A non-random method to improve your QSAR results - works every time! Part II

In an earlier post, I argued that when developing a predictive QSAR model that non-random division of a QSAR dataset into training and test is a bad idea, and in particular that diversity selection should be avoided.

Not everyone agrees with me (surprise!). See for example this excellent review by Scior et al in 2009 on "How to Recognize and Workaround Pitfalls in QSAR Studies: A Critical Review". Well, the paper is excellent except for the bit about training/test set selection which explicitly pours cold water on random selection in favour of, for example, diversity selection, hand selection or *cough* rational selection.

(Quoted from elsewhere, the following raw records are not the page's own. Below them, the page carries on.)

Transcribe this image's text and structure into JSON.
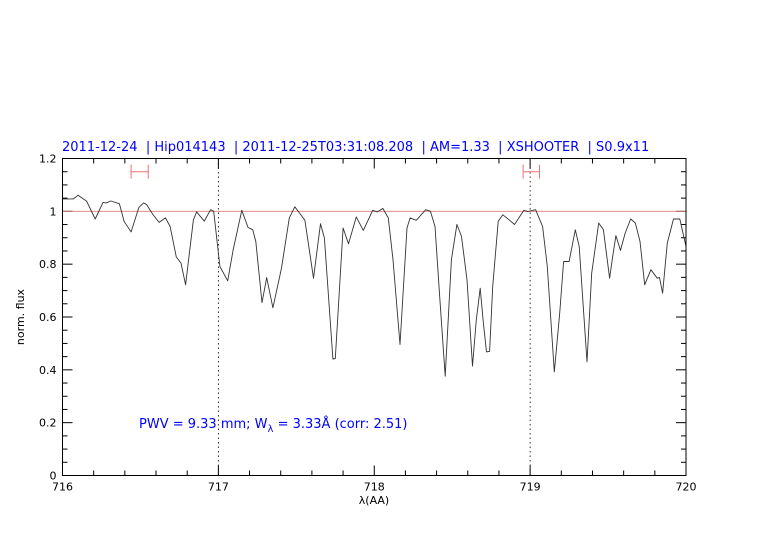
{
  "chart_data": {
    "type": "line",
    "title": "2011-12-24  | Hip014143  | 2011-12-25T03:31:08.208  | AM=1.33  | XSHOOTER  | S0.9x11",
    "xlabel": "λ(AA)",
    "ylabel": "norm. flux",
    "xlim": [
      716,
      720
    ],
    "ylim": [
      0,
      1.2
    ],
    "xticks": [
      "716",
      "717",
      "718",
      "719",
      "720"
    ],
    "yticks": [
      "0",
      "0.2",
      "0.4",
      "0.6",
      "0.8",
      "1",
      "1.2"
    ],
    "grid": false,
    "reference_line_y": 1,
    "vertical_dotted_lines_x": [
      717,
      719
    ],
    "range_markers": [
      {
        "x": [
          716.44,
          716.55
        ],
        "y": 1.15
      },
      {
        "x": [
          718.955,
          719.06
        ],
        "y": 1.15
      }
    ],
    "annotation": {
      "prefix": "PWV = 9.33 mm; W",
      "subscript": "λ",
      "suffix": " = 3.33Å (corr: 2.51)"
    },
    "colors": {
      "spectrum": "#333333",
      "reference_line": "#e07a7a",
      "range_markers": "#f07070",
      "text": "#0000ff"
    },
    "series": [
      {
        "x": [
          716.0,
          716.07,
          716.1,
          716.155,
          716.21,
          716.26,
          716.28,
          716.31,
          716.365,
          716.395,
          716.44,
          716.49,
          716.52,
          716.54,
          716.58,
          716.62,
          716.66,
          716.69,
          716.73,
          716.76,
          716.79,
          716.84,
          716.86,
          716.91,
          716.95,
          716.97,
          717.01,
          717.06,
          717.095,
          717.15,
          717.19,
          717.22,
          717.24,
          717.28,
          717.31,
          717.35,
          717.405,
          717.455,
          717.49,
          717.52,
          717.555,
          717.61,
          717.655,
          717.68,
          717.735,
          717.75,
          717.8,
          717.835,
          717.885,
          717.93,
          717.99,
          718.02,
          718.055,
          718.09,
          718.12,
          718.165,
          718.21,
          718.23,
          718.27,
          718.33,
          718.36,
          718.39,
          718.42,
          718.455,
          718.495,
          718.53,
          718.56,
          718.595,
          718.63,
          718.655,
          718.68,
          718.7,
          718.72,
          718.74,
          718.76,
          718.795,
          718.825,
          718.865,
          718.9,
          718.96,
          718.985,
          719.035,
          719.08,
          719.11,
          719.155,
          719.19,
          719.215,
          719.25,
          719.29,
          719.315,
          719.365,
          719.395,
          719.44,
          719.47,
          719.51,
          719.53,
          719.55,
          719.58,
          719.61,
          719.645,
          719.675,
          719.705,
          719.735,
          719.775,
          719.815,
          719.83,
          719.85,
          719.88,
          719.92,
          719.96,
          720.0
        ],
        "y": [
          1.047,
          1.047,
          1.061,
          1.038,
          0.971,
          1.034,
          1.032,
          1.039,
          1.029,
          0.962,
          0.922,
          1.015,
          1.032,
          1.025,
          0.988,
          0.958,
          0.975,
          0.943,
          0.827,
          0.804,
          0.722,
          0.968,
          0.998,
          0.963,
          1.006,
          1.0,
          0.791,
          0.737,
          0.855,
          1.004,
          0.939,
          0.93,
          0.886,
          0.654,
          0.749,
          0.635,
          0.785,
          0.975,
          1.017,
          0.994,
          0.966,
          0.747,
          0.953,
          0.899,
          0.441,
          0.443,
          0.937,
          0.877,
          0.979,
          0.928,
          1.004,
          0.998,
          1.011,
          0.975,
          0.817,
          0.496,
          0.937,
          0.975,
          0.966,
          1.006,
          1.0,
          0.943,
          0.677,
          0.376,
          0.817,
          0.95,
          0.905,
          0.741,
          0.414,
          0.589,
          0.709,
          0.576,
          0.468,
          0.47,
          0.715,
          0.962,
          0.987,
          0.968,
          0.95,
          1.004,
          0.999,
          1.006,
          0.943,
          0.791,
          0.392,
          0.614,
          0.81,
          0.81,
          0.93,
          0.867,
          0.43,
          0.766,
          0.956,
          0.93,
          0.747,
          0.829,
          0.908,
          0.852,
          0.918,
          0.971,
          0.956,
          0.886,
          0.722,
          0.779,
          0.747,
          0.75,
          0.69,
          0.88,
          0.971,
          0.971,
          0.867
        ]
      }
    ]
  }
}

I had vague thoughts about writing a paper on this topic, but now there's no need. A paper by Martin et al has just appeared in JCIM: "Does Rational Selection of Training and Test Sets Improve the Outcome of QSAR Modeling?"

And the answer? No.

Combining their discussion with my own randomly-selected thoughts, the reasons it's a bad idea can be summarised as follows:

1. You are violating the first rule of statistical testing - the training and test sets must be chosen in the same way (this was pointed out to me by a bioinformatician on FF - sorry I can't recall whom).
2. All the weird molecules are sucked into your training set
3. Every item in the test set is going to be close to an item in your training set, and your internal predictions are going to be overoptimistic compared to reality. (You do care about reality, don't you?)

Dr Kennard-Stone has a lot to answer for, but hopefully this is the final nail in the coffin (it being Halloween after all) for diversity selection in QSAR.

Update (7/11/12): In the comments, George Papadatos points out that "There's also related evidence that sophisticated diversity selection methods do not actually perform better than random picking".

Open Access and Ireland

It's Open Access week, so let's see how Ireland (ROI) is shaping up.

The good news first. The Government has just this week announced a national OA mandate, presumably following on the recent happenings in the UK. Indeed, most of the national funding agencies have had their own OA mandates for several years, but this formalises this policy at a national level.

So let's check out the OA output of the various universities and see whether taxpayers are getting their money's worth. Each university has its own institutional repository, and these are collected in a national repository, Rian. I generated the following bar charts using the statistics on deposited journal articles in Rian, combined with academic staff numbers taken from the Wikipedia pages for each university.

Are academics in TCD really 9.5 times more productive than their peers in UCC? Possibly not. I think it likely that OA deposition rates across most Irish universities could do with improvement.